Gemstar-TV Guide International has begun legal proceedings against cable television company Virgin Media, claiming infringement of patents related to electronic programme guides. The Los Angeles based company has issued legal proceedings in the English High Court but it may have met its match in Virgin.

Samir Armaly, responsible for intellectual property and licensing at Gemstar-TV Guide, said the company had sought to licence its patents to Virgin Media “but negotiations did not lead to a resolution”.

“While we would have preferred to reach a commercial solution with Virgin Media, we ultimately have a responsibility to our shareholders, licensees, and other stakeholders to protect the value of our intellectual property.”

Gemstar-TV Guide has a reputation for vigorously asserting its patent claims and has had some success in persuading third parties to licence its allegedly proprietary intellectual property.

Gemstar recently announced a patent licence agreement related to interactive programme guides with mobile video company MobiTV. The company also announced an agreement to integrate its interactive programme guide in Sony consumer electronics products.

However, some industry observers question the validity and value of the patent portfolio. Virgin Media seems less likely to be intimidated by the threat of litigation.

“We’re confident the courts will see Gemstar’s action for what it is: a piece of flagrant opportunism,” said a Virgin Media representative in response to the announcement from Gemstar. “We have been advised by our external counsel that the case is without merit and we will defend it vigorously.”

Gemstar-TV Guide is 41% owned by News Corporation but is in the process of being sold to Macrovision for $2.8 billion. News Corporation is also the majority shareholder in BSkyB which is involved in ongoing disputes with its cable competitor. The satellite broadcaster is understood to have previously licensed the right to use patents from its sister company.

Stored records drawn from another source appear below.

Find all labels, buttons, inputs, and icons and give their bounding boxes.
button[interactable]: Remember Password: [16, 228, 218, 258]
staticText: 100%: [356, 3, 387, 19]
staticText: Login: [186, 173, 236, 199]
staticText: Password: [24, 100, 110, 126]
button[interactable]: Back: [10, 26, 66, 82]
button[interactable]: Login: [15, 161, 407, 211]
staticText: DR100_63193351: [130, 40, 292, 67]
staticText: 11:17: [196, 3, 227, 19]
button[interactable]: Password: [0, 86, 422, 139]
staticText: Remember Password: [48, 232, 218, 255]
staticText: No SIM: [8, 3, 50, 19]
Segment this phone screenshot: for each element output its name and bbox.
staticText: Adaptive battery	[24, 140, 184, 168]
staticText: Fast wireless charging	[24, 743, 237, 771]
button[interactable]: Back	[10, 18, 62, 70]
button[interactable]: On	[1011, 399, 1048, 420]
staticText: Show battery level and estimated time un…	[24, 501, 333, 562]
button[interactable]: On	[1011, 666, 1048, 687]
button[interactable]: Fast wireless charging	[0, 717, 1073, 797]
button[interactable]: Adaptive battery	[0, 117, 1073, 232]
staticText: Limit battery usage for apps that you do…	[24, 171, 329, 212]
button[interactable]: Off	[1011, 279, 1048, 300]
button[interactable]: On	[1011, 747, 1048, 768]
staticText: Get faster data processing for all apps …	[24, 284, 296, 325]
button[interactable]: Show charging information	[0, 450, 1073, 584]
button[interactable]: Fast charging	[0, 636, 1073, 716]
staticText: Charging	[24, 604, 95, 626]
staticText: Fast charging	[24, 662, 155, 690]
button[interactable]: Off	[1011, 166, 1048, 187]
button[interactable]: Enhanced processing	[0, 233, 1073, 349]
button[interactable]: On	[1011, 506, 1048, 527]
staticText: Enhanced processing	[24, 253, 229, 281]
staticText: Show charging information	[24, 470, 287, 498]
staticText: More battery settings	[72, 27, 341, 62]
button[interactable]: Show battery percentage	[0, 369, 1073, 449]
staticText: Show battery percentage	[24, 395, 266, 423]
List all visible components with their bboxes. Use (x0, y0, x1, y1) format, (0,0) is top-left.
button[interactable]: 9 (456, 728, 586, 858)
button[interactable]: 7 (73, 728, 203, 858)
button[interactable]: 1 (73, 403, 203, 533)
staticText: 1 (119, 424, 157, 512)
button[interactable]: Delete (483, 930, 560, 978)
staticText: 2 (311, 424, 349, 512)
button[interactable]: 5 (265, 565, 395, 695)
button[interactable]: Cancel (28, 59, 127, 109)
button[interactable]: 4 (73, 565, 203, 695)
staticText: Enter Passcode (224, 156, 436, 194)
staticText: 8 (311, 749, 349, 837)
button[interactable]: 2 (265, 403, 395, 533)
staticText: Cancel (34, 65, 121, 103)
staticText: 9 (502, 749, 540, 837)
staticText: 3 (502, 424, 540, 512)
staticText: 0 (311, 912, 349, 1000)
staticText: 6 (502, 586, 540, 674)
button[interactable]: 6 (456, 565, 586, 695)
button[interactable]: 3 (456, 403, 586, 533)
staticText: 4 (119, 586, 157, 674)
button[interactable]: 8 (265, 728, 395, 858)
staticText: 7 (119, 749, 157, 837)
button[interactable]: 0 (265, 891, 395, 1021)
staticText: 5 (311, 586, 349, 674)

In its complaint, Gemstar and its subsidiaries StarSight Telecast and United Video Properties allege that three of their European patents are infringed by Virgin Media: EP0969662, EP1377049 and EP1613066.

These patents, published in 2000, 2004 and 2006, respectively cover a television schedule system, user interface for a television schedule system, and electronic programme guide with digital storage.

While electronic programme guides may have been late in coming to the United States, digital television has been available in the United Kingdom since the late nineties, providing potential prior art.

The earliest of the Gemstar patents has a primary claim for a method of navigating listings of television programmes, displaying some of the titles on screen in a grid guide format and using a cursor to select a title in a single channel format with rows of sequential programme listings.

The primary claim of the second patent includes arranging the indicators for the channel listing in a user determined order.

The third patent covers the selection of a programme listing from an electronic programme guide, enabling it to be recorded and subsequently transferred to a secondary storage device.

In the view of informitv, based on experience of patents in this field, it seems unlikely that Gemstar will prevail in this case. The failure of litigation against Virgin Media could set a useful precedent for the rest of the industry.

Not least, it could be significant for the forthcoming Freesat service due to be launched later this year, backed by the BBC, which could become another substantial competitor to the satellite service from Sky.

Uncertainty over patent issues has inhibited innovation in interactive programme guides. Consumer electronics companies and platform operators have faced the threat of litigation over apparently obvious forms of presentation such as a channel schedule grid, which simply represents on screen information that has been presented in printed listings for decades.

The electronic or interactive programme guide has been seen as a key component of digital multichannel television. However, the value of interactive programme guides based on channel grid schedules could be diminishing, as search, personalisation and recommendation become increasingly important in a world of hundreds if not thousands of channels and millions of programmes available on demand.